Less amusing examples of denominator omission now affect us all. Before me is an article on plug-in hybrid cars that claims 100 mpg for the prototype. It is true, by the odometer one can drive 1,000 miles on 10 gallons of gasoline: 100 mpg. What the claim ignores is the energy needed to charge the battery and the energy lost in transmission from the power plant, both of which are significant. Without entering the debate on the merits of plug-in hybrids, what is clearly called for is a proper ratio to measure vehicle efficiency: the number of miles driven per total amount of energy required, perhaps with an adjustment for emissions.

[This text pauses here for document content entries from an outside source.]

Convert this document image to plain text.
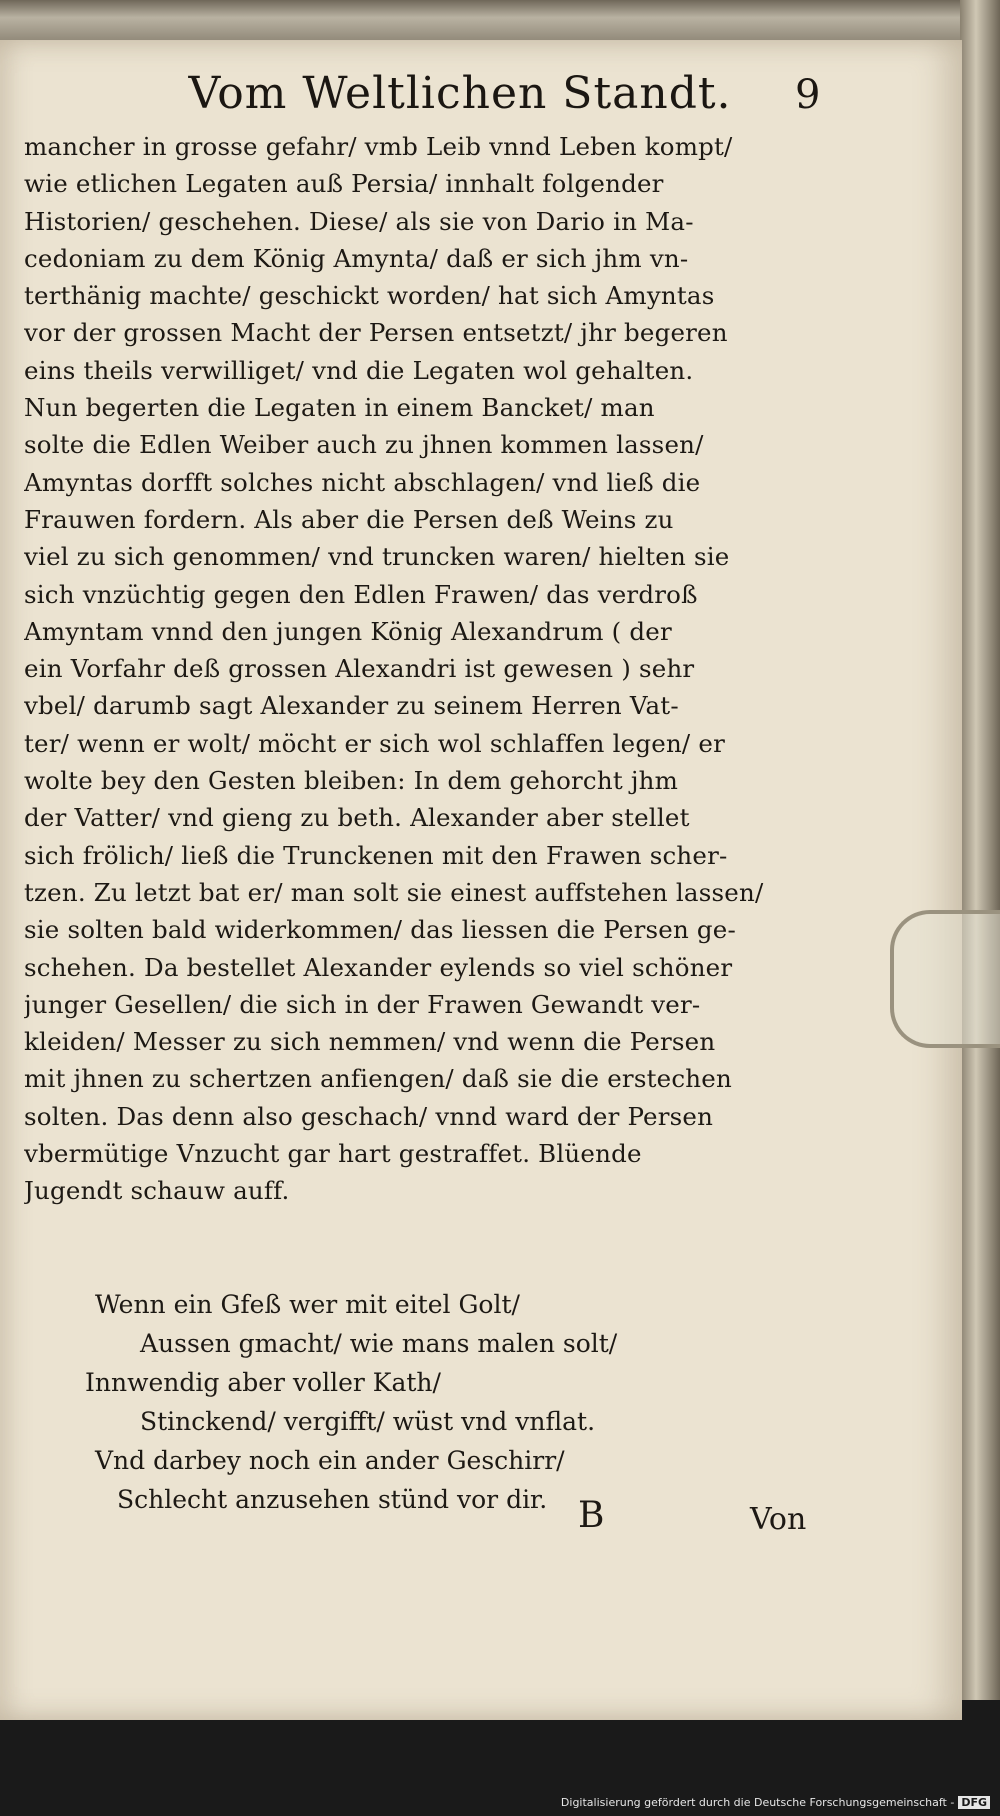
Vom Weltlichen Standt. 9
mancher in grosse gefahr/ vmb Leib vnnd Leben kompt/
wie etlichen Legaten auß Persia/ innhalt folgender
Historien/ geschehen. Diese/ als sie von Dario in Ma-
cedoniam zu dem König Amynta/ daß er sich jhm vn-
terthänig machte/ geschickt worden/ hat sich Amyntas
vor der grossen Macht der Persen entsetzt/ jhr begeren
eins theils verwilliget/ vnd die Legaten wol gehalten.
Nun begerten die Legaten in einem Bancket/ man
solte die Edlen Weiber auch zu jhnen kommen lassen/
Amyntas dorfft solches nicht abschlagen/ vnd ließ die
Frauwen fordern. Als aber die Persen deß Weins zu
viel zu sich genommen/ vnd truncken waren/ hielten sie
sich vnzüchtig gegen den Edlen Frawen/ das verdroß
Amyntam vnnd den jungen König Alexandrum ( der
ein Vorfahr deß grossen Alexandri ist gewesen ) sehr
vbel/ darumb sagt Alexander zu seinem Herren Vat-
ter/ wenn er wolt/ möcht er sich wol schlaffen legen/ er
wolte bey den Gesten bleiben: In dem gehorcht jhm
der Vatter/ vnd gieng zu beth. Alexander aber stellet
sich frölich/ ließ die Trunckenen mit den Frawen scher-
tzen. Zu letzt bat er/ man solt sie einest auffstehen lassen/
sie solten bald widerkommen/ das liessen die Persen ge-
schehen. Da bestellet Alexander eylends so viel schöner
junger Gesellen/ die sich in der Frawen Gewandt ver-
kleiden/ Messer zu sich nemmen/ vnd wenn die Persen
mit jhnen zu schertzen anfiengen/ daß sie die erstechen
solten. Das denn also geschach/ vnnd ward der Persen
vbermütige Vnzucht gar hart gestraffet. Blüende
Jugendt schauw auff.
Wenn ein Gfeß wer mit eitel Golt/
Aussen gmacht/ wie mans malen solt/
Innwendig aber voller Kath/
Stinckend/ vergifft/ wüst vnd vnflat.
Vnd darbey noch ein ander Geschirr/
Schlecht anzusehen stünd vor dir. B	Von
Digitalisierung gefördert durch die Deutsche Forschungsgemeinschaft - DFG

More seriously, about a month ago the New York Times reported that the total money worldwide tied up in derivatives is roughly 550 trillion dollars. Whether this number is accurate, I don’t know, but I do know that it is about ten times the world’s gross product. One does not have to be a scientist to realize that there is simply not enough money in the world to cover such bets and that the system must collapse.

The moral of these anecdotes is that one number in isolation means little. Only when it is compared with a standard does it give us knowledge. Unfortunately, this elementary truth is ignored on a daily basis, not only by Princeton students, proponents of future cars and financial wizards, but by the news media as a whole. NPR, the BBC and the NY Times routinely presents figures without comparison. “The number of unemployed Americans this year has increased by two million.” “Six thousand million tons of carbon were released into the atmosphere in 2006.” Are these large numbers or are they small numbers? How does one know?

Only when we learn what fraction two million people is of the total workforce does the fact acquire meaning. The simple act of quoting numbers as percentages rather than absolute figures, a procedure known to Chinese peasants three thousand years ago, would instill a great deal of numerical hygiene into public discourse.